More young people across the North West will have access to hundreds of rarely seen historical films and videos documenting the region’s activism, communities and cultural identity thanks to a major funding boost for Manchester Met’s North West Film Archive (NWFA).
Support from the BFI National Lottery Screen Heritage Fund will enable two new projects – one to increase engagement with young people and ensure their voices are represented in the archive, and another to open up one of the UK’s most important community video collections, capturing working-class activism in Hulme.
Together, they will provide more free public access to rare archive footage, empower young people to shape the future of screen heritage and ensure that filmed stories from the North West are preserved and shared for future generations.
Manchester Met’s NWFA is a specialist resource dedicated to preserving and growing the region’s rich filmed history. Over the last three years, supported by BFI National Lottery Screen Heritage funding, NWFA has undertaken a detailed audit of all current holdings, identifying material within the collection that helps address historical under-representation in screen heritage, including content relating to Global Majority communities, LGBTQIA+ audiences, people with disabilities, and young people.

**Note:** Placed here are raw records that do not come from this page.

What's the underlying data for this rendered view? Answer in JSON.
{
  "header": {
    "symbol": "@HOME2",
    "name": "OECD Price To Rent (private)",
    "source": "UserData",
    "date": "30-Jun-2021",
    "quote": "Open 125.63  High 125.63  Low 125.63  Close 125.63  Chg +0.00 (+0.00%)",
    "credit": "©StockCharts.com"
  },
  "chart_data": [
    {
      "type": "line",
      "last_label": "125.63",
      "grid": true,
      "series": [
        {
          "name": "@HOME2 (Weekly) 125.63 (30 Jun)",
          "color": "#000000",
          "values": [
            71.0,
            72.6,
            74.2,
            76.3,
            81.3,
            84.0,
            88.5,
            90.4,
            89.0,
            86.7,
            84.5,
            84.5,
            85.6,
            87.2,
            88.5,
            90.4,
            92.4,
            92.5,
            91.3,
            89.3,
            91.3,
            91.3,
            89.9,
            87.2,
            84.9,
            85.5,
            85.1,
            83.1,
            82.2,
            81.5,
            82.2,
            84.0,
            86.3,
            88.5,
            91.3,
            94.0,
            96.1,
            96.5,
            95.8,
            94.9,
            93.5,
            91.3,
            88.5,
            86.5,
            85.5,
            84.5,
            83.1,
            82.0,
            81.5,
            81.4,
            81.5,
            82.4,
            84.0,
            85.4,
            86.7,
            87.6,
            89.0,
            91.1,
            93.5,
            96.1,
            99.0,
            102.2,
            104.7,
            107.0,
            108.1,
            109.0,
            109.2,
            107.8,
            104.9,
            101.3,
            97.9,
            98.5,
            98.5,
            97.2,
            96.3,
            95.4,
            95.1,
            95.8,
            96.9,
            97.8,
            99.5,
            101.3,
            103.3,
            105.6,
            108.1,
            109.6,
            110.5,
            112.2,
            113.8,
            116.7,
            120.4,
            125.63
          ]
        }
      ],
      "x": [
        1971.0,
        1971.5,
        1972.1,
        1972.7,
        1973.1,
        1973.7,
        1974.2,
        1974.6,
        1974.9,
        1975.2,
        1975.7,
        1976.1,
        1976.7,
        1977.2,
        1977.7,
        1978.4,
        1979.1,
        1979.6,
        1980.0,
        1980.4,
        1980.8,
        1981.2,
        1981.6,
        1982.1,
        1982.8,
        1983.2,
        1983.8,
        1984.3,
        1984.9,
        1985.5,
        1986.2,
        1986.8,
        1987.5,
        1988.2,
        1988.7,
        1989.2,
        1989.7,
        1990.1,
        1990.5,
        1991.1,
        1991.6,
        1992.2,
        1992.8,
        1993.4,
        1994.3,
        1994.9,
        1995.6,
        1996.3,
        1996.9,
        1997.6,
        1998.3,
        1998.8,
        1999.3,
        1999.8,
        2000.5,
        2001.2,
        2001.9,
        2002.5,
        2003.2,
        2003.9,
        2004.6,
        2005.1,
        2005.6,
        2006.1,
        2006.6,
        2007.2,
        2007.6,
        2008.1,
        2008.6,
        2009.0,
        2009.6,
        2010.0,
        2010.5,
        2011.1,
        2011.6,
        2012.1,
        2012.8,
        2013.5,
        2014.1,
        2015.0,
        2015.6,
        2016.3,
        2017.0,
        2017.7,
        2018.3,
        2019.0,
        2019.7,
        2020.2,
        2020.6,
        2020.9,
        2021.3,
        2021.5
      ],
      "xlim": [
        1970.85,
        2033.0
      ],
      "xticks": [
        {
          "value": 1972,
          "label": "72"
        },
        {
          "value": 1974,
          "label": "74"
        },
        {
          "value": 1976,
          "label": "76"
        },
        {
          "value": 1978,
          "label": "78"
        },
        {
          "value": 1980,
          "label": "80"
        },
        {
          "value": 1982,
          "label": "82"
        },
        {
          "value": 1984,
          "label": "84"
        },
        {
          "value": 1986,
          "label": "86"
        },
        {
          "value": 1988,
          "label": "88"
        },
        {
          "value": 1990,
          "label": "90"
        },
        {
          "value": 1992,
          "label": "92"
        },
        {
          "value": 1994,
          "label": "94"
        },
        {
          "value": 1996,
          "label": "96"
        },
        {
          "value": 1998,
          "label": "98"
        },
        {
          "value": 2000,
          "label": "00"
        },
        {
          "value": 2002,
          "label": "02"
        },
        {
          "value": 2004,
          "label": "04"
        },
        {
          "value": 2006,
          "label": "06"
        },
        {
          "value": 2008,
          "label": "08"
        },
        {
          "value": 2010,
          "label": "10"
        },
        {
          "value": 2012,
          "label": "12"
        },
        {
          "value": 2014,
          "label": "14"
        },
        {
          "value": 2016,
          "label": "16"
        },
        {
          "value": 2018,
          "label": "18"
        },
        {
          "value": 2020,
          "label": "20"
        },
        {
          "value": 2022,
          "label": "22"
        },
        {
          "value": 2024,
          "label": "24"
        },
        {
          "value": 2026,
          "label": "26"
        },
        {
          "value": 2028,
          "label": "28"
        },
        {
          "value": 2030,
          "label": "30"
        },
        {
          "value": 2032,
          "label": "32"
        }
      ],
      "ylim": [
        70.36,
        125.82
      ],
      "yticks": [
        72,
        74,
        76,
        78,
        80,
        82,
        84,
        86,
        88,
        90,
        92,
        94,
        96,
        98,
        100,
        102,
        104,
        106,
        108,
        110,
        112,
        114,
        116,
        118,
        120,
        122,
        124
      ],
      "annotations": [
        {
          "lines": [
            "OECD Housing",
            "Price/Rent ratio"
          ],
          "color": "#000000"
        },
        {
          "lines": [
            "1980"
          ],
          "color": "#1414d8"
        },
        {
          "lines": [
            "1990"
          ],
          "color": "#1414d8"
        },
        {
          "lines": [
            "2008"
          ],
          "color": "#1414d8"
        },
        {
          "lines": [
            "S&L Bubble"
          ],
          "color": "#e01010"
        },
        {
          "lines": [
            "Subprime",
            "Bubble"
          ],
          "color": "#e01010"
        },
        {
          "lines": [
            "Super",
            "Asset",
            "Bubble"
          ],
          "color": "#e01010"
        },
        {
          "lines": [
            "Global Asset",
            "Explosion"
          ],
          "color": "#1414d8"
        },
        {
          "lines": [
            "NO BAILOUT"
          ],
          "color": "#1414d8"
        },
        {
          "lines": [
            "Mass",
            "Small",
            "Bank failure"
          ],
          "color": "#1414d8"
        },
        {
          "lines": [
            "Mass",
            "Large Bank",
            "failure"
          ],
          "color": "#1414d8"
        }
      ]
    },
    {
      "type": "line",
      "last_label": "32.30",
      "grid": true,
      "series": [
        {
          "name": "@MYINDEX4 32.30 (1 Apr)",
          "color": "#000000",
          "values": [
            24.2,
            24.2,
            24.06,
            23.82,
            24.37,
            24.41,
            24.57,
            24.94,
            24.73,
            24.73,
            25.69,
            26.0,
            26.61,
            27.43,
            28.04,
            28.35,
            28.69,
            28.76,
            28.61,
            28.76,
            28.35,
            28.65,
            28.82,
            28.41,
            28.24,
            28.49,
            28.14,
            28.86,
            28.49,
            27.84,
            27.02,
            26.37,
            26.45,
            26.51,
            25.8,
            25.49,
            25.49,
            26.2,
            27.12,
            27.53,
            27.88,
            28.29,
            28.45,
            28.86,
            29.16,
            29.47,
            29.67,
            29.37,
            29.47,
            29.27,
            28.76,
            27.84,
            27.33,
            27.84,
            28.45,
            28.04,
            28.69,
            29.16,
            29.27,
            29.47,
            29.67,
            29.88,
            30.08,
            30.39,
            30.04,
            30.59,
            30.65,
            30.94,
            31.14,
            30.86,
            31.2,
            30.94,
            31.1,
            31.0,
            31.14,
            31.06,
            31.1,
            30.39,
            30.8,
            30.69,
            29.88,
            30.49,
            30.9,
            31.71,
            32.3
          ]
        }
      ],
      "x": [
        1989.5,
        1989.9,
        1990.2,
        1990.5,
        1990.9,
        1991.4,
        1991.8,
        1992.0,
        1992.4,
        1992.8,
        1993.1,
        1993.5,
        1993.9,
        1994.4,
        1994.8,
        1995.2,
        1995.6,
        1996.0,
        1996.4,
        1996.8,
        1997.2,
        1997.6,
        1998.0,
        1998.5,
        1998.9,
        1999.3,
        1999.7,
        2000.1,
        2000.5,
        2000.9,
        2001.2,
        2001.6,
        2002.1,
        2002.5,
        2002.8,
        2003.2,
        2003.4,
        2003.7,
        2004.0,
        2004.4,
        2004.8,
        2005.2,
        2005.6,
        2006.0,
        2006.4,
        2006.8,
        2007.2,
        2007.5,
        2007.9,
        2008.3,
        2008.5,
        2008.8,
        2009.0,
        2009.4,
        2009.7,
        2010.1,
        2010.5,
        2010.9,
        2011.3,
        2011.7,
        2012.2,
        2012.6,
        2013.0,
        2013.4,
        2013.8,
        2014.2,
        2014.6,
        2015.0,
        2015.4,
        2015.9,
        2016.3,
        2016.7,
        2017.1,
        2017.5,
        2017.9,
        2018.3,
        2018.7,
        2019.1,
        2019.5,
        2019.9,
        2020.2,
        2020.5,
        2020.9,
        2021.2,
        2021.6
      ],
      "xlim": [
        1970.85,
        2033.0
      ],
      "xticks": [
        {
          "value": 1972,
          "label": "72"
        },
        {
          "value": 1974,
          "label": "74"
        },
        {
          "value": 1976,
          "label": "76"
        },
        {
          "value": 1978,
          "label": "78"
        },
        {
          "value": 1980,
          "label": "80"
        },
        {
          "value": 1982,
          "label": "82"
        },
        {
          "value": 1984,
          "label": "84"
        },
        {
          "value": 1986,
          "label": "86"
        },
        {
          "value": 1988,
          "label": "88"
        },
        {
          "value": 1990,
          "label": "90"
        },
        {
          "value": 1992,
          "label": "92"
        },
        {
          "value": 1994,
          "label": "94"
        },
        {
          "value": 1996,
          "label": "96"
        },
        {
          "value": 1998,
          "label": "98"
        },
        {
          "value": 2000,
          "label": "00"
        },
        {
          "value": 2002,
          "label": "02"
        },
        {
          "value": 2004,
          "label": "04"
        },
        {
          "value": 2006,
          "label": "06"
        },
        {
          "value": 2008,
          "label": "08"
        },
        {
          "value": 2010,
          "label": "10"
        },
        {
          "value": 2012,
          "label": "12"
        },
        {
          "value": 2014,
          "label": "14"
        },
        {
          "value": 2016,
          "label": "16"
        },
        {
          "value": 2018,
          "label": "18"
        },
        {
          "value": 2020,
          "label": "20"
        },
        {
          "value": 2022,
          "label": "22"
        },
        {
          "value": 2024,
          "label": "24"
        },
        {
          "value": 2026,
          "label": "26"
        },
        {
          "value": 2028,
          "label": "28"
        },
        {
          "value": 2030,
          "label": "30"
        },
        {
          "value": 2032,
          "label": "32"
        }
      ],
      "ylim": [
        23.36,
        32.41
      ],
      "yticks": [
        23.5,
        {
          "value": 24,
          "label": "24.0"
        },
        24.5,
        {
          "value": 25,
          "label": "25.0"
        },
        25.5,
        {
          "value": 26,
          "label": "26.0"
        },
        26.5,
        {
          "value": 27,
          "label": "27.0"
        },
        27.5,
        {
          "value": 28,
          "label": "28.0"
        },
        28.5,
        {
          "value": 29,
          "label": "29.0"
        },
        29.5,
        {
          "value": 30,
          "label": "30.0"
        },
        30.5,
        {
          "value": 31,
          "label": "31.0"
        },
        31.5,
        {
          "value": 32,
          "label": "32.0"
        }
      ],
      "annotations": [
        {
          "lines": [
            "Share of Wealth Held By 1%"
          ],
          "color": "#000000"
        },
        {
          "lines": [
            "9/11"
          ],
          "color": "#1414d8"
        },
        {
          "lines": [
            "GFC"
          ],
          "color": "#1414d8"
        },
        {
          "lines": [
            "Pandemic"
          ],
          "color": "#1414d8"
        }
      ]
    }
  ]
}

The NWFA has also worked to improve accessibility to the collection for disabled and neuro-divergent people, as well as working with LGBTQIA+ communities in Merseyside to explore their needs and expectations.
Over the next three years its newly funded ‘Amplifying Youth Voices in Screen Heritage’ and ‘The Workers’ Film Association: A Community Digital Discovery Project’ initiatives will build on this work, creating three specialist roles working with young people aged 11-25 and with the collection to transform how the NWFA saves and shares material relevant to young people today.
‘Amplifying Youth Voices in Screen Heritage’ involves the creation of a ‘NWFA Youth Heritage Collective’ which will help empower young people to develop resources for schools, colleges and community groups, and design youth-focused engagement and screenings across the region.
Project staff will receive detailed training in analogue and digital film preservation, as well as promoting the collection of digital content from young creators to nurture the future of screen heritage.
Development officers will process and catalogue many of the archive films and videos relating to under-represented audiences that were identified by the NWFA during their previous BFI-funded three-year audit.
Another project will focus on uncovering the hidden histories of Hulme’s Workers’ Film Association – a unique collection of 3,500 tapes documenting four decades of social and political life across the region, much of which has never been made publicly available before.